Очутившись в этом приморском городе, она поняла – здесь ей принадлежит все: шумный гомонящий день с многочисленными продавцами стандартных ракушечных сувениров и лотками, полными россыпи дешевых поделок из полудрагоценных камней, с торговцами раками, креветками и пивом, с палатками купальников, шалей и платьев, теплые бархатные ночи с запахом коньяка и взмывающими в черное небо фонариками счастья, уносящими в море горящие огни чьих-то сердец и загаданных желаний, набережная, полная съехавшихся на кинофестиваль с разных концов света актеров и режиссеров … Принадлежит по-особому, открывая каждый миг существования с искусством и радостью, будто ювелир гранящий алмаз, любоваться которым казалось бы могут все, но это только ее изысканное переживание творца, художника жизни, вызывающее легкую улыбку и такую же легкую радость.
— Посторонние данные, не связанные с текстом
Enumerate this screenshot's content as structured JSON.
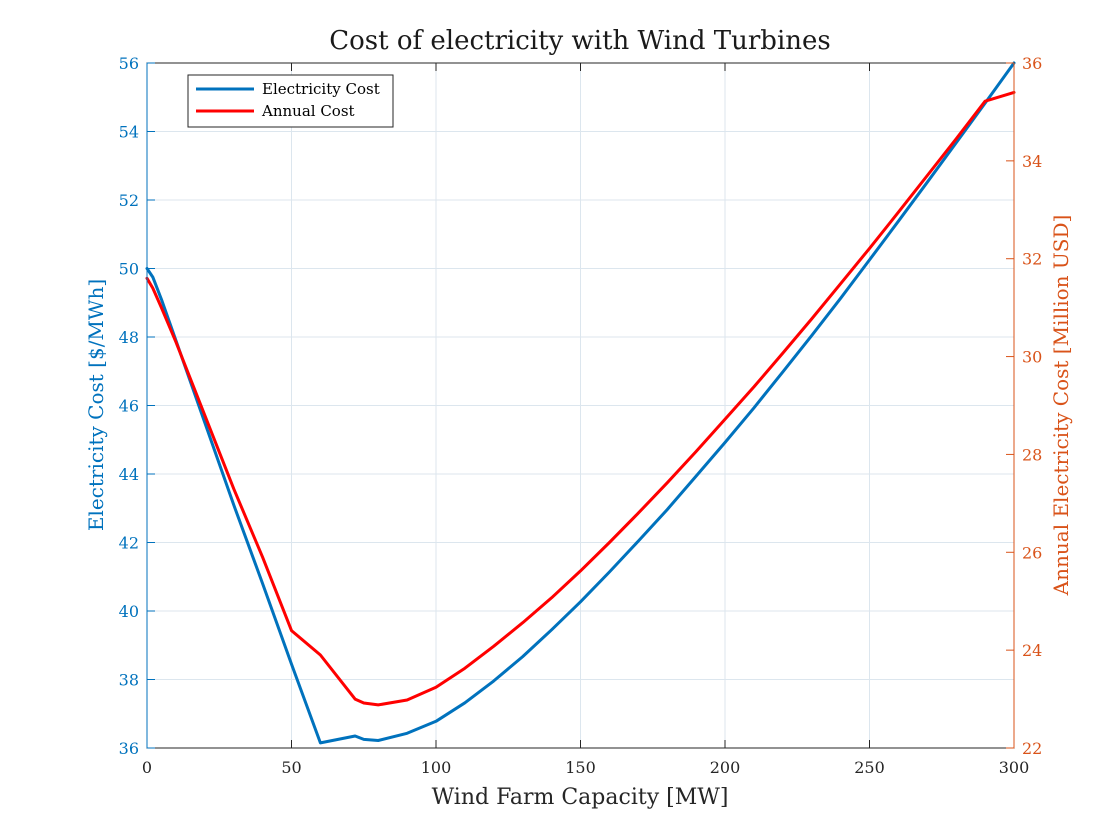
{
  "chart_data": {
    "type": "line",
    "title": "Cost of electricity with Wind Turbines",
    "xlabel": "Wind Farm Capacity [MW]",
    "ylabel_left": "Electricity Cost [$/MWh]",
    "ylabel_right": "Annual Electricity Cost [Million USD]",
    "xlim": [
      0,
      300
    ],
    "ylim_left": [
      36,
      56
    ],
    "ylim_right": [
      22,
      36
    ],
    "x_ticks": [
      "0",
      "50",
      "100",
      "150",
      "200",
      "250",
      "300"
    ],
    "y_ticks_left": [
      "36",
      "38",
      "40",
      "42",
      "44",
      "46",
      "48",
      "50",
      "52",
      "54",
      "56"
    ],
    "y_ticks_right": [
      "22",
      "24",
      "26",
      "28",
      "30",
      "32",
      "34",
      "36"
    ],
    "grid": true,
    "legend_position": "top-left",
    "colors": {
      "left_axis": "#0072BD",
      "right_axis": "#D95319",
      "electricity_cost": "#0072BD",
      "annual_cost": "#FF0000",
      "grid": "#DCE6EE",
      "axes": "#262626"
    },
    "series": [
      {
        "name": "Electricity Cost",
        "axis": "left",
        "x": [
          0,
          2,
          5,
          10,
          20,
          30,
          40,
          50,
          60,
          72,
          75,
          80,
          90,
          100,
          110,
          120,
          130,
          140,
          150,
          160,
          170,
          180,
          190,
          200,
          210,
          220,
          230,
          240,
          250,
          260,
          270,
          280,
          290,
          300
        ],
        "values": [
          50.0,
          49.75,
          49.1,
          47.9,
          45.5,
          43.1,
          40.8,
          38.45,
          36.15,
          36.35,
          36.25,
          36.22,
          36.43,
          36.78,
          37.32,
          37.96,
          38.67,
          39.45,
          40.27,
          41.14,
          42.04,
          42.96,
          43.94,
          44.92,
          45.93,
          46.98,
          48.04,
          49.13,
          50.25,
          51.38,
          52.52,
          53.67,
          54.83,
          56.0
        ]
      },
      {
        "name": "Annual Cost",
        "axis": "right",
        "x": [
          0,
          2,
          5,
          10,
          20,
          30,
          40,
          50,
          60,
          72,
          75,
          80,
          90,
          100,
          110,
          120,
          130,
          140,
          150,
          160,
          170,
          180,
          190,
          200,
          210,
          220,
          230,
          240,
          250,
          260,
          270,
          280,
          290,
          300
        ],
        "values": [
          31.6,
          31.4,
          31.0,
          30.3,
          28.8,
          27.3,
          25.9,
          24.4,
          23.9,
          23.0,
          22.92,
          22.88,
          22.98,
          23.24,
          23.63,
          24.08,
          24.56,
          25.07,
          25.62,
          26.2,
          26.8,
          27.42,
          28.06,
          28.72,
          29.38,
          30.07,
          30.77,
          31.49,
          32.21,
          32.95,
          33.7,
          34.45,
          35.22,
          35.4
        ]
      }
    ]
  }
}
Тем же вечером, бросив нераспакованный чемодан в номере, она отправилась к морю. Прихватила по дороге бутылку шампанского – хотела вина, но без штопора его не открыть. Йодистый водорослевый воздух, медитативно мерный шелест волн, шепот сплетничающей о туристах гальки, медленно скрывающийся за горизонтом пламенеющий солнечный диск и пузырьки шампанского, щекочущие нос… «Эй, блуждающая душа, – словно говорили они, – войди в новое пространство, сбрось свои маски и дежурную форму, пора идти к нам, стать беспечной рыбой, плывущей в глубине, с наслаждением изгибающейся чешуйчатым телом…»
Ей значительно полегчало. Наконец, она смогла спокойно засыпать, без страха и боязни, слез, изматывающих истерик. Морской воздух и купания, длительные прогулки в хорошей компании, хороший коньяк, много, очень много смеха и флирта оставили позади ее внутренний ад.
Отель, забронированный устроителями, оказался довольно приличным, правда Ульяну определили в двухместный номер, предупредив, что могут подселить еще кого-то из прибывших: в гостинице как всегда путаница и неразбериха, а отдельный номер для каждого непомерная роскошь, особенно учитывая не слишком звездный статус участницы… Но и это не могло, по большому счету, испортить ей настроения, легкая тень недовольства тут же осветилась ласковым вечерним солнцем и растаяла, не оставив следа.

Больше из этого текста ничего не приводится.